In spite of this, Schell recognizes the potential virtual reality holds for high-intensity experiences within cyberspace, and that includes mystical ones. “Understood broadly, a mystical experience [involves] being connected to something larger than one’s self, something understood to be ultimate in some sense,” she explains. “VR technology presumably could offer such an experience, and it wouldn’t be a simulation.

“American culture tends to put a high premium on ‘experience,’ and especially on affective experiences,” Schell adds. “I could imagine a church using VR to recreate scenes from the Bible, presumably with the aim of helping people better understand the message. One stripe of American Christianity puts a high emphasis on the suffering of Jesus on the cross—and this directly correlates with the popularity of Mel Gibson’s The Passion of the Christ (2004).

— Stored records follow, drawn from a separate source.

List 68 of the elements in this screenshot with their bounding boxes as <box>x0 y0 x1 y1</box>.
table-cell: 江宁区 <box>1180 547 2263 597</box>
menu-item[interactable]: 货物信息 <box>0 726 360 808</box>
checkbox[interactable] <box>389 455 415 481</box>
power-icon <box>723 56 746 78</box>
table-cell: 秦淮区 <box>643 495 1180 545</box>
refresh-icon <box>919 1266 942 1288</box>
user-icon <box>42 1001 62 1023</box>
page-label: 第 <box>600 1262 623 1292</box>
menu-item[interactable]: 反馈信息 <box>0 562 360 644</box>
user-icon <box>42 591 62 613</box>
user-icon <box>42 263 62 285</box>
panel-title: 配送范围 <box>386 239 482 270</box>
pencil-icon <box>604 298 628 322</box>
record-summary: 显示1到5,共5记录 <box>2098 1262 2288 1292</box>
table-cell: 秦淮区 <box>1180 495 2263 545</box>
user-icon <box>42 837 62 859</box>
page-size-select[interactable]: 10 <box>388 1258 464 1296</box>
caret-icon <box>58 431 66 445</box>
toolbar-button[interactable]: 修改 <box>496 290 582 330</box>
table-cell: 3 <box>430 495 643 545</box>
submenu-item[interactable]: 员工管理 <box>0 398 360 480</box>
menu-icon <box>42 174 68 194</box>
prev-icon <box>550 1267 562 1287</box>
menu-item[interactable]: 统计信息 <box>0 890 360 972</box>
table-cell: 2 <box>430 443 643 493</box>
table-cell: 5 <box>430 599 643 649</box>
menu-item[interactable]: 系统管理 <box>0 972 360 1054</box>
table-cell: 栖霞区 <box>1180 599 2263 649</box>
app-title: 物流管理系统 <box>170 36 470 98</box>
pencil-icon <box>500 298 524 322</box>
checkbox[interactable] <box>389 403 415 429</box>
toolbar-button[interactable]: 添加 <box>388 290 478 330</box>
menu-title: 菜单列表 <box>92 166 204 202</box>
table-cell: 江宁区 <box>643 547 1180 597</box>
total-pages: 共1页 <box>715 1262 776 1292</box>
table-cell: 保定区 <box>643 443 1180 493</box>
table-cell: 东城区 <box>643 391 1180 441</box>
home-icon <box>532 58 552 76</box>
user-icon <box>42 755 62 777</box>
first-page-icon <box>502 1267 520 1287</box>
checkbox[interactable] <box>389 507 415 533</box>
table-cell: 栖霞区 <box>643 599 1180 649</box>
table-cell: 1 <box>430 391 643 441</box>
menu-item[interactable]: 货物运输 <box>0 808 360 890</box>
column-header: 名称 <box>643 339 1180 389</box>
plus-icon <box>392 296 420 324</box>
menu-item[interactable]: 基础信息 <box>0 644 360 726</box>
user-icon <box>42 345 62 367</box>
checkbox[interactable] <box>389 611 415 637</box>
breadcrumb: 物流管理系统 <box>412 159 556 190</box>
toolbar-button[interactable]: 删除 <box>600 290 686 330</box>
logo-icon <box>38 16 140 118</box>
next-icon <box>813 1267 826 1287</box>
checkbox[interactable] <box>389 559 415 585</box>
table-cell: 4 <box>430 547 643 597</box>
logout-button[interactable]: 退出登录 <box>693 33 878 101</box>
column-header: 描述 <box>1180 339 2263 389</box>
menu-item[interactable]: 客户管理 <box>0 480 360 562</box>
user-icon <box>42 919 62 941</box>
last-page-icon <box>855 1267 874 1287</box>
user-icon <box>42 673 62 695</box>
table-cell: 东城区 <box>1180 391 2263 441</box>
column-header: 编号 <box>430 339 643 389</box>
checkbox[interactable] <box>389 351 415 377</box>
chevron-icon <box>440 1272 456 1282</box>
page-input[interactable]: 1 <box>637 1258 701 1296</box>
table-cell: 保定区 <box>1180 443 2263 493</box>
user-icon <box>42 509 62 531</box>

I can imagine VR being used toward that end.”

In Dick’s Do Androids Dream of Electric Sheep?, the author envisions the perfect fictional analogue to Schell’s notion of shared suffering within a religious context. Followers of the post–World War Terminus religion of Mercerism, who commune using “empathy boxes,” inhabit the body of an aging, wounded messiah figure called Wilbur Mercer as he struggles to scale a mountain in the midst of an irradiated desert.

The central tenet of Mercerism is that human beings ought to cultivate empathy for all other life forms—for animals and for one another—to the fullest extent possible. The irony being, of course, that the book’s protagonist, Rick Deckard, earns his living hunting down and killing androids for the state. When a television report declares Mercer a hoax, Deckard rejects the idea.“Mercerism isn’t a fake,” he says. “Unless reality is a fake.” Whether we’re looking at the films of the Wachowskis, the transrealist works of Philip K. Dick, or the future of VR, it’s always going to be worth finding out about the man behind the curtain. But authentic experiences, spiritual or otherwise, happen at the level of the individual.